In the Defense Department’s own words, the “Army representatives examined the device and wiring and confirm that a commercial RFID interrogator was used to ‘wake up’ a commercial RFID tag. When the RFID tag responded on the 433 MHz frequency, the relay closed and the blasting cap set off the explosive charge.”
The result of the test was filmed and is available for review. The video was also sent to the House Homeland Security Committee, among others. It showed empirically the vulnerability of RFID transmissions as approved and mandated for use with containers.
Two months after the demonstration, DHS made an official statement.

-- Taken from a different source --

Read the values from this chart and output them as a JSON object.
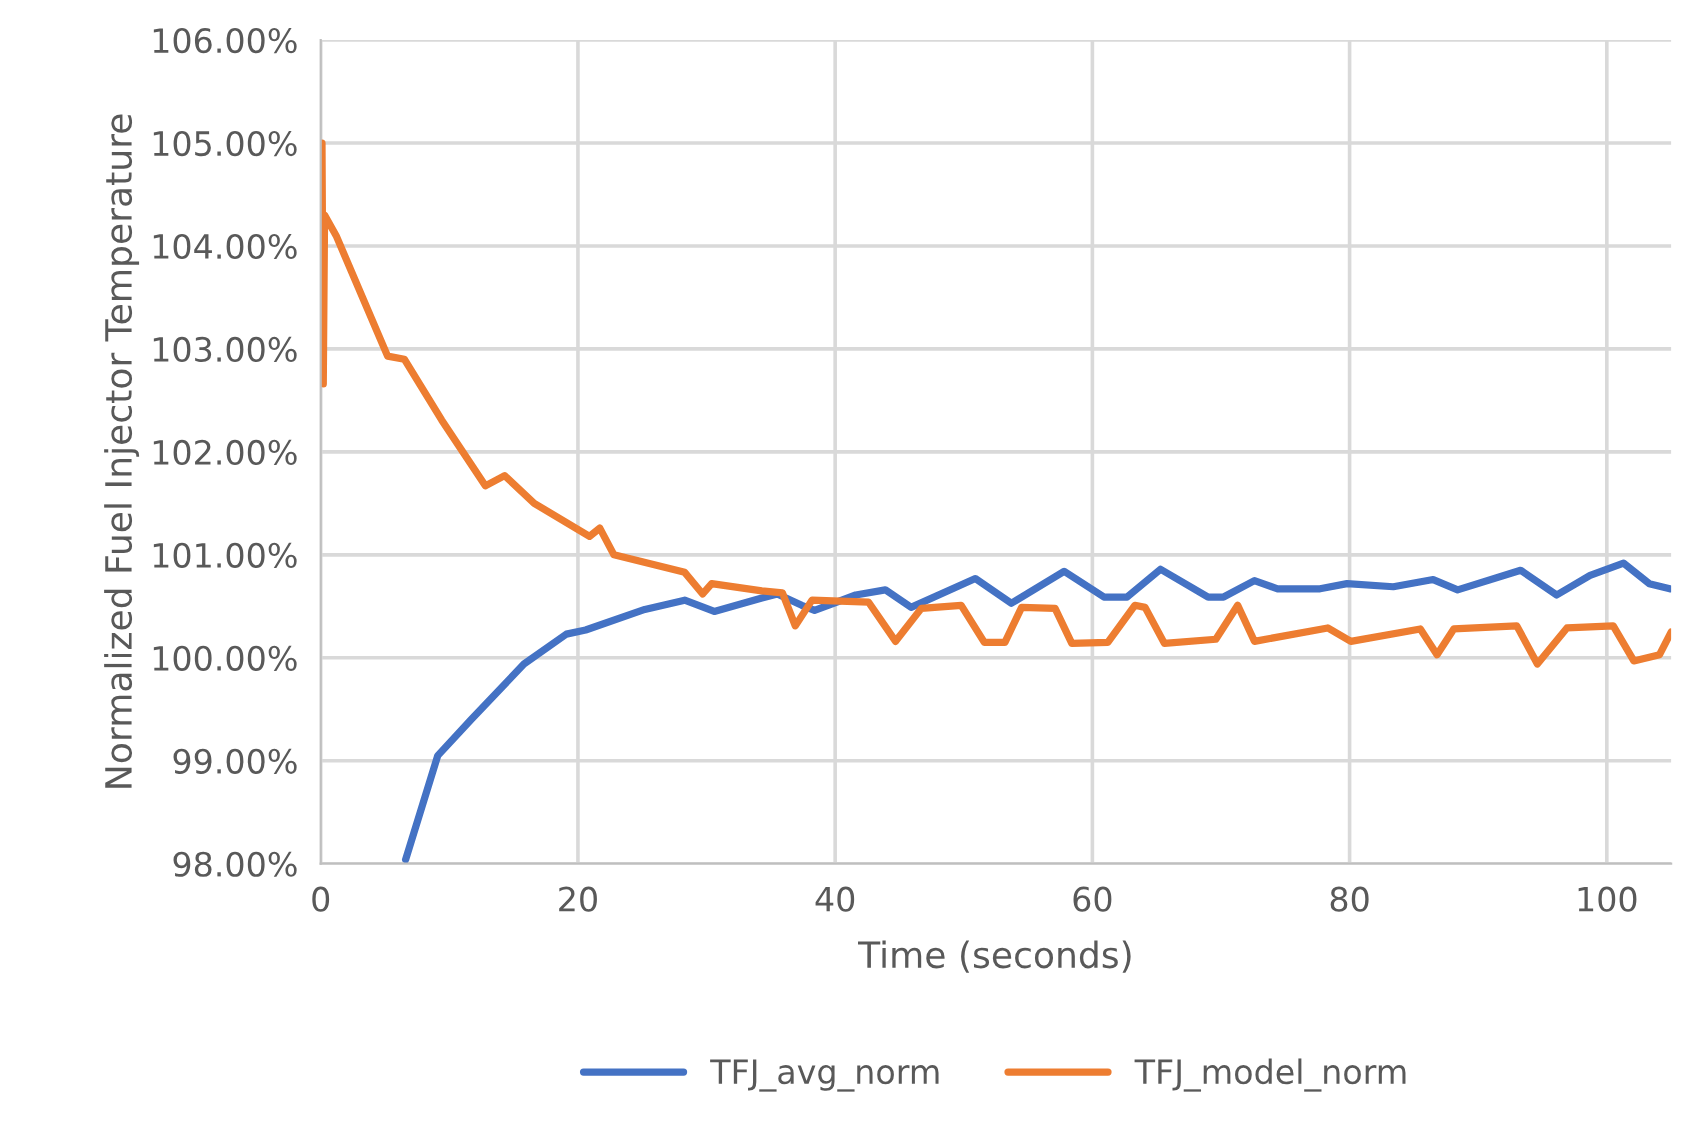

“DHS recognizes and benefits from the use of RFID technology to ensure the smooth and secure movement of both people and cargo into the United States. It is accurate that RFID systems are in use at U.S. ports of entry (air, sea and land) and have been adopted by a number of private-sector companies for supply chain management, asset and shipment tracking and inventory purposes. While RFID systems used in maritime ports rely upon a variety of transmission frequencies for port and terminals operations, there is currently no one common RFID frequency in use throughout the global supply chain.
“While it is technically feasible that the detection of RFID emissions could be used to trigger an explosive device within a container, DHS does not agree with the report’s assessment that ports that employ RFID technology become more vulnerable to terrorist attack.”
DHS, therefore, admits in writing that using this frequency to trigger an explosive device is technically feasible, but the public shouldn’t worry about it. In other words: “We know this can happen, but let’s wait until it does.” Unfortunately, this vacuous logic is indicative of DHS in its container security efforts.
It is difficult to distinguish which is worse, the acknowledgement by DHS that RFID container security applications are a vulnerability, or the continued employment of the technology by the Defense Department for its containers after experiencing the results of the bomb blast demonstration.
One must question why the Defense Department recently placed a $429.4 million order for RFID devices called DASH7.
To what extent does this lack of understanding of — or refusal to admit to — the existence of the vulnerability permeate the higher echelons of the Pentagon and the military logistics commands? Or is this just one more example of politics influencing contract decisions in the military industrial establishment? Could it be the political correctness of not questioning authority or policy? Will it take death or a catastrophe to effect change? These questions are as real as the vulnerability.
There are alternatives to radio frequency identification technology mandated for container security, and they can provide more features than what RFID offers. Any routine reading of logistics industry publications would be enough for the Defense Department to understand that choices already exist in the market. It’s time for the Defense Department to learn more and play politics less.
James R. Giermanski is the chairman of Powers Global Holdings Inc. and president of Powers International LLC, an international transportation security company. He served as regents professor and director of transportation and logistics studies at the Center for the Study of Western Hemispheric Trade at Texas A&M International University.